Two renowned Birmingham businessmen who were once “best friends” fell out in dramatic fashion at a dinner party arranged to discuss the sale of the lap dancing club they ran together.
Laurence Reddy and Allan Sartori have been battling it out in the High Court over a prized piece of pavement immediately outside the Rocket Club on Broad Street.
The lucrative slice of land houses an outdoor terrace with seating and a smoking shelter and brings in rental income of almost £1,200 each week from a fast food trailer based there.
Now the two former business partners must wait for a judge’s decision as to who is the rightful owner.

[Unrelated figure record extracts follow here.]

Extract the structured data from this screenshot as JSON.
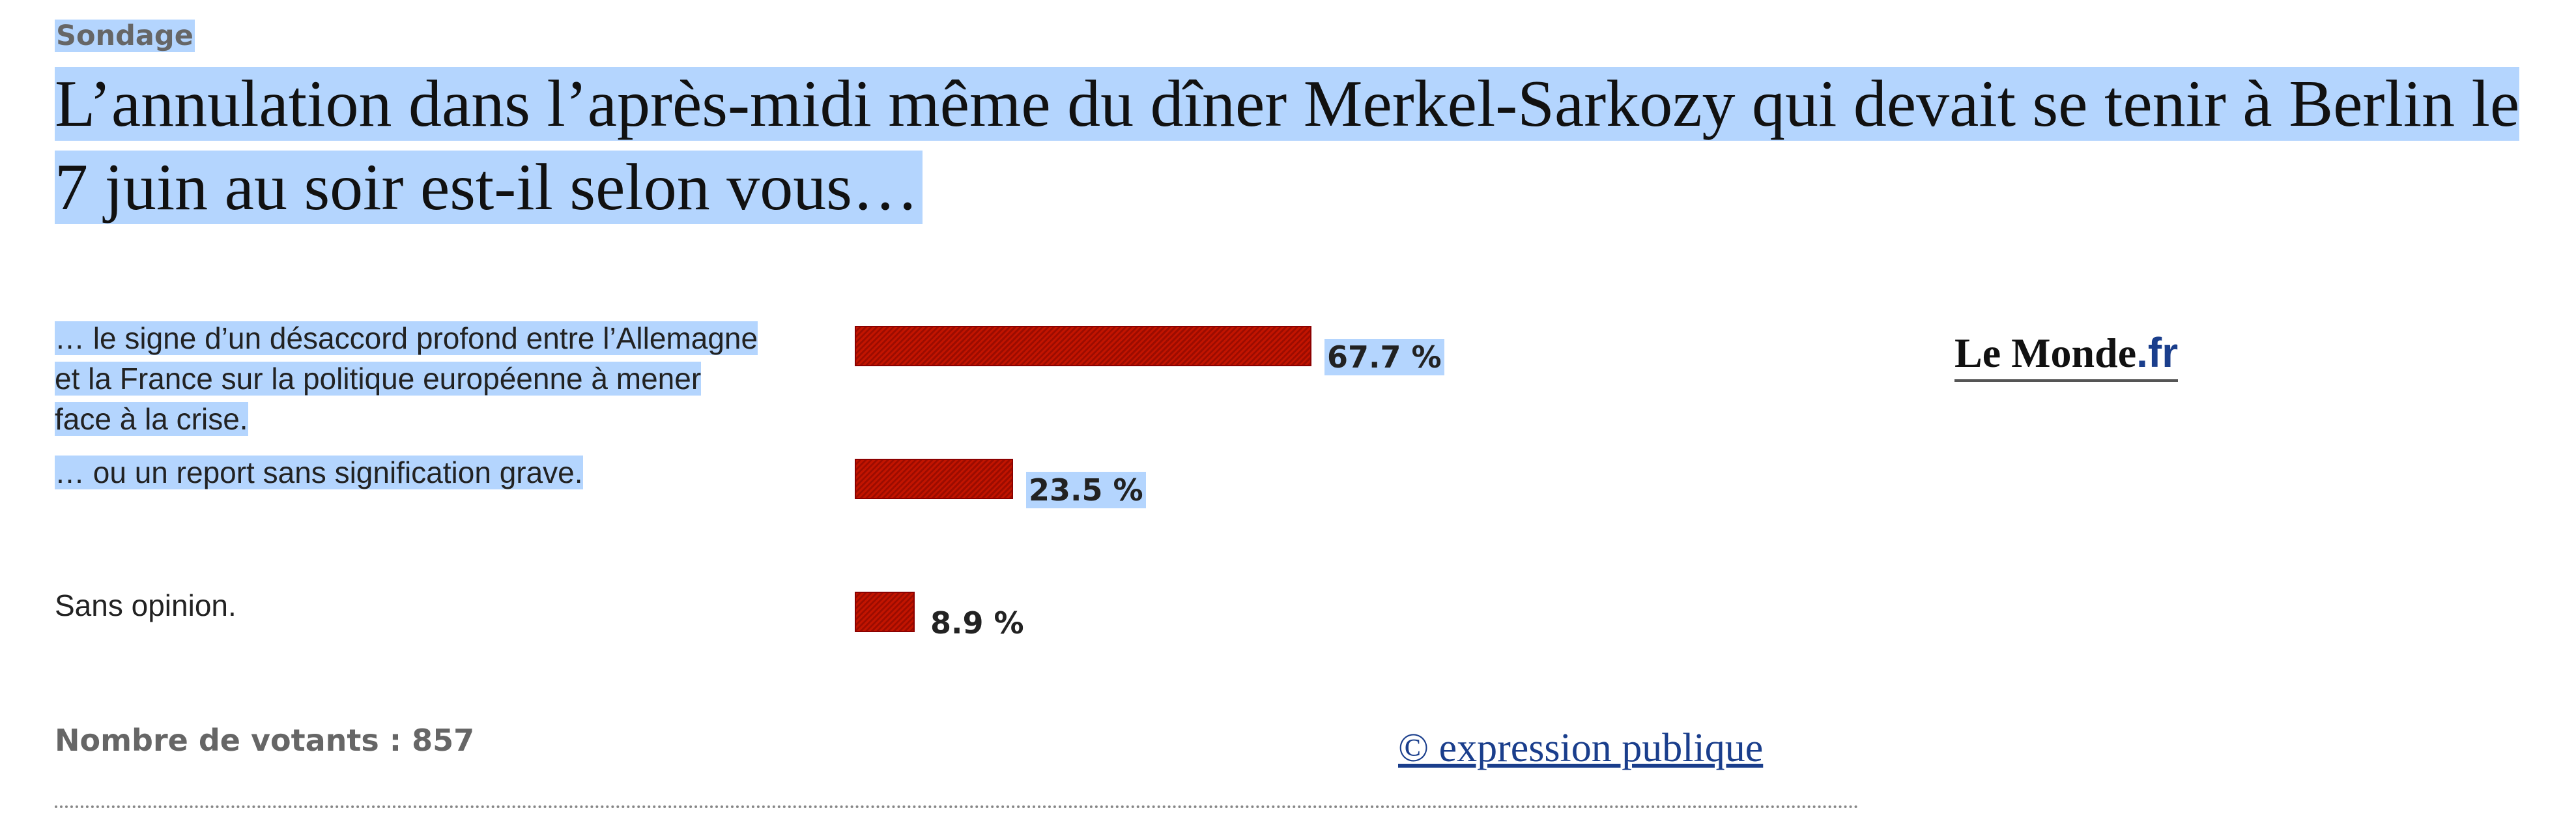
{
  "poll": {
    "kicker": "Sondage",
    "question": "L’annulation dans l’après-midi même du dîner Merkel-Sarkozy qui devait se tenir à Berlin le 7 juin au soir est-il selon vous…",
    "answers": [
      {
        "label_lines": [
          "… le signe d’un désaccord profond entre l’Allemagne",
          "et la France sur la politique européenne à mener",
          "face à la crise."
        ],
        "percent": 67.7,
        "percent_label": "67.7 %"
      },
      {
        "label_lines": [
          "… ou un report sans signification grave."
        ],
        "percent": 23.5,
        "percent_label": "23.5 %"
      },
      {
        "label_lines": [
          "Sans opinion."
        ],
        "percent": 8.9,
        "percent_label": "8.9 %"
      }
    ],
    "votes_label": "Nombre de votants : 857",
    "credit_link": "© expression publique",
    "logo": {
      "main": "Le Monde",
      "suffix": ".fr"
    },
    "colors": {
      "bar": "#c21400",
      "selection": "#b4d5fe",
      "link": "#1a3e8c"
    }
  }
}
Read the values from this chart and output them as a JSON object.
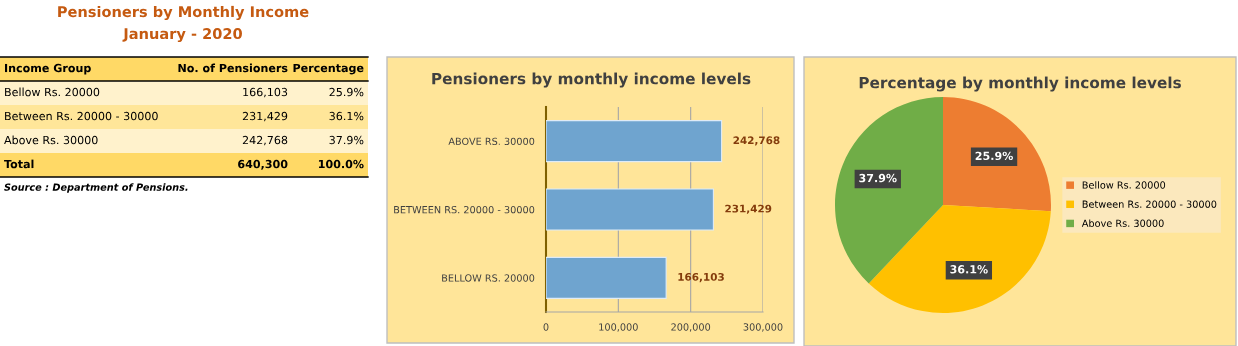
{
  "chart_data": [
    {
      "type": "other",
      "title": "Pensioners by Monthly Income",
      "subtitle": "January - 2020",
      "annotations": [
        "Income Group",
        "No. of Pensioners",
        "Percentage",
        "Bellow Rs. 20000",
        "166,103",
        "25.9%",
        "Between Rs. 20000 - 30000",
        "231,429",
        "36.1%",
        "Above Rs. 30000",
        "242,768",
        "37.9%",
        "Total",
        "640,300",
        "100.0%",
        "Source : Department of Pensions."
      ]
    },
    {
      "type": "bar",
      "orientation": "horizontal",
      "title": "Pensioners by monthly income levels",
      "categories": [
        "ABOVE RS. 30000",
        "BETWEEN RS. 20000 - 30000",
        "BELLOW RS. 20000"
      ],
      "values": [
        242768,
        231429,
        166103
      ],
      "value_labels": [
        "242,768",
        "231,429",
        "166,103"
      ],
      "color": "#6fa4cf",
      "xlim": [
        0,
        300000
      ],
      "xticks": [
        0,
        {
          "value": 100000,
          "label": "100,000"
        },
        {
          "value": 200000,
          "label": "200,000"
        },
        {
          "value": 300000,
          "label": "300,000"
        }
      ],
      "grid": "x"
    },
    {
      "type": "pie",
      "title": "Percentage by monthly income levels",
      "categories": [
        "Bellow Rs. 20000",
        "Between Rs. 20000 - 30000",
        "Above Rs. 30000"
      ],
      "values": [
        25.9,
        36.1,
        37.9
      ],
      "value_labels": [
        "25.9%",
        "36.1%",
        "37.9%"
      ],
      "colors": [
        "#ed7d31",
        "#ffc000",
        "#70ad47"
      ],
      "legend": "right"
    }
  ]
}
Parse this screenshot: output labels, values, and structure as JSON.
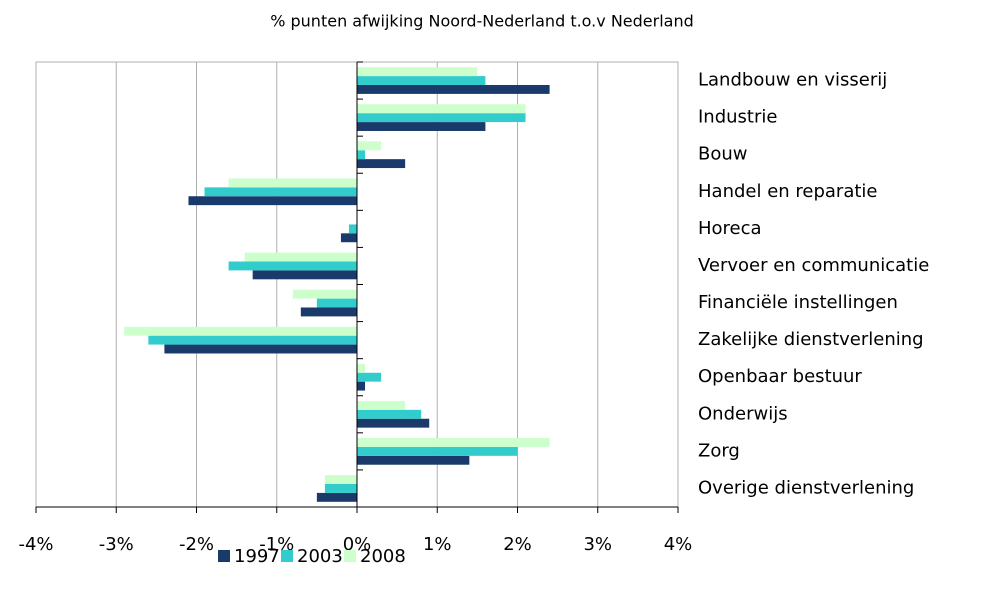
{
  "chart_data": {
    "type": "hbar",
    "title": "% punten afwijking Noord-Nederland t.o.v Nederland",
    "categories": [
      "Landbouw en visserij",
      "Industrie",
      "Bouw",
      "Handel en reparatie",
      "Horeca",
      "Vervoer en communicatie",
      "Financiële instellingen",
      "Zakelijke dienstverlening",
      "Openbaar bestuur",
      "Onderwijs",
      "Zorg",
      "Overige dienstverlening"
    ],
    "series": [
      {
        "name": "1997",
        "color": "#1a3a6b",
        "values": [
          2.4,
          1.6,
          0.6,
          -2.1,
          -0.2,
          -1.3,
          -0.7,
          -2.4,
          0.1,
          0.9,
          1.4,
          -0.5
        ]
      },
      {
        "name": "2003",
        "color": "#33cccc",
        "values": [
          1.6,
          2.1,
          0.1,
          -1.9,
          -0.1,
          -1.6,
          -0.5,
          -2.6,
          0.3,
          0.8,
          2.0,
          -0.4
        ]
      },
      {
        "name": "2008",
        "color": "#ccffcc",
        "values": [
          1.5,
          2.1,
          0.3,
          -1.6,
          0,
          -1.4,
          -0.8,
          -2.9,
          0.1,
          0.6,
          2.4,
          -0.4
        ]
      }
    ],
    "xlim": [
      -4,
      4
    ],
    "xticks": [
      {
        "value": -4,
        "label": "-4%"
      },
      {
        "value": -3,
        "label": "-3%"
      },
      {
        "value": -2,
        "label": "-2%"
      },
      {
        "value": -1,
        "label": "-1%"
      },
      {
        "value": 0,
        "label": "0%"
      },
      {
        "value": 1,
        "label": "1%"
      },
      {
        "value": 2,
        "label": "2%"
      },
      {
        "value": 3,
        "label": "3%"
      },
      {
        "value": 4,
        "label": "4%"
      }
    ],
    "grid": true,
    "legend": "bottom"
  }
}
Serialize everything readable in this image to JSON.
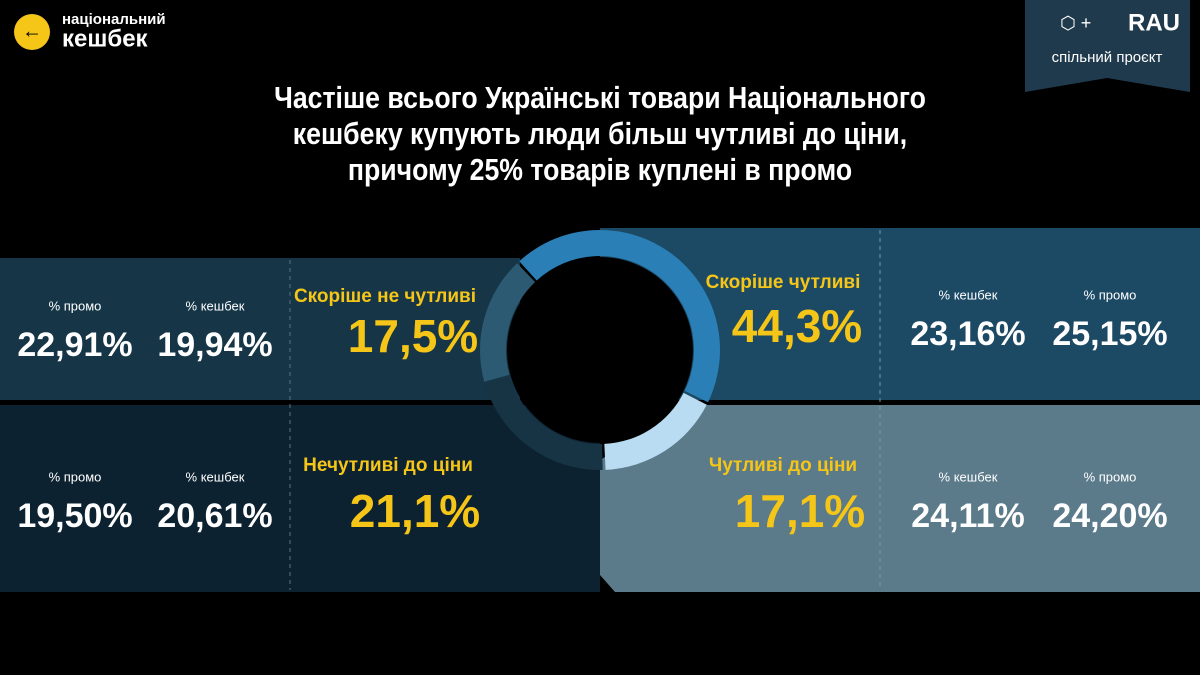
{
  "header": {
    "logo_line1": "національний",
    "logo_line2": "кешбек",
    "partner": "RAU",
    "partner_caption": "спільний проєкт"
  },
  "chart_data": {
    "type": "donut",
    "title": "Частіше всього Українські товари Національного кешбеку купують люди більш чутливі до ціни, причому 25% товарів куплені в промо",
    "categories": [
      "Скоріше чутливі",
      "Чутливі до ціни",
      "Нечутливі до ціни",
      "Скоріше не чутливі"
    ],
    "values": [
      44.3,
      17.1,
      21.1,
      17.5
    ],
    "value_labels": [
      "44,3%",
      "17,1%",
      "21,1%",
      "17,5%"
    ],
    "colors": [
      "#2a7fb6",
      "#b9dcf2",
      "#173444",
      "#2c5a72"
    ]
  },
  "panels": [
    [
      {
        "label": "% кешбек",
        "value": "23,16%"
      },
      {
        "label": "% промо",
        "value": "25,15%"
      }
    ],
    [
      {
        "label": "% кешбек",
        "value": "24,11%"
      },
      {
        "label": "% промо",
        "value": "24,20%"
      }
    ],
    [
      {
        "label": "% промо",
        "value": "19,50%"
      },
      {
        "label": "% кешбек",
        "value": "20,61%"
      }
    ],
    [
      {
        "label": "% промо",
        "value": "22,91%"
      },
      {
        "label": "% кешбек",
        "value": "19,94%"
      }
    ]
  ]
}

Mr Sartori successfully claimed ownership of the land from the Land Registry in 2009 but Rocket Club owners Balevents Ltd, which is owned by Mr Reddy’s family, claim the prized piece of pavement rightfully belongs to the club rather than its former general manager.
Mr Sartori’s claim to the land is based on the fact he says his father Bernard sold sandwiches there from a kiosk as far back as the 1970s.
He claimed he carried on the business from the 1980s, running it in tandem with the Rep Cafe Bar, also on Broad Street.
The legal battle follows a falling out between Mr Sartori and Mr Reddy who were involved in the club together until the company which ran it under licence, Broad Street Entertainments, was wound up last year.
Mr Sartori bowed out of the business while Mr Reddy continued running the club.
The court was told of an arrangement between the two businessmen for Mr Sartori to buy the club from Mr Reddy, who had come in as an investor when the fledgling club was struggling.
William Hansen, for Mr Sartori, referred to a meeting between the two men in the Green Man pub in Middleton where he said there was an agreement Mr Reddy would sell the club to Mr Sartori for £400,000, something which the men ‘‘shook hands on’’.
Mr Reddy said: “I said ‘Allan, you are going to make much more money working with me than alone’.
‘‘I may well have said ‘we will see what we can do’. For months before we had been talking about ‘his family business’ and it was moving that way. In principle I accepted his offer of £400,000 – to be discussed subsequently.”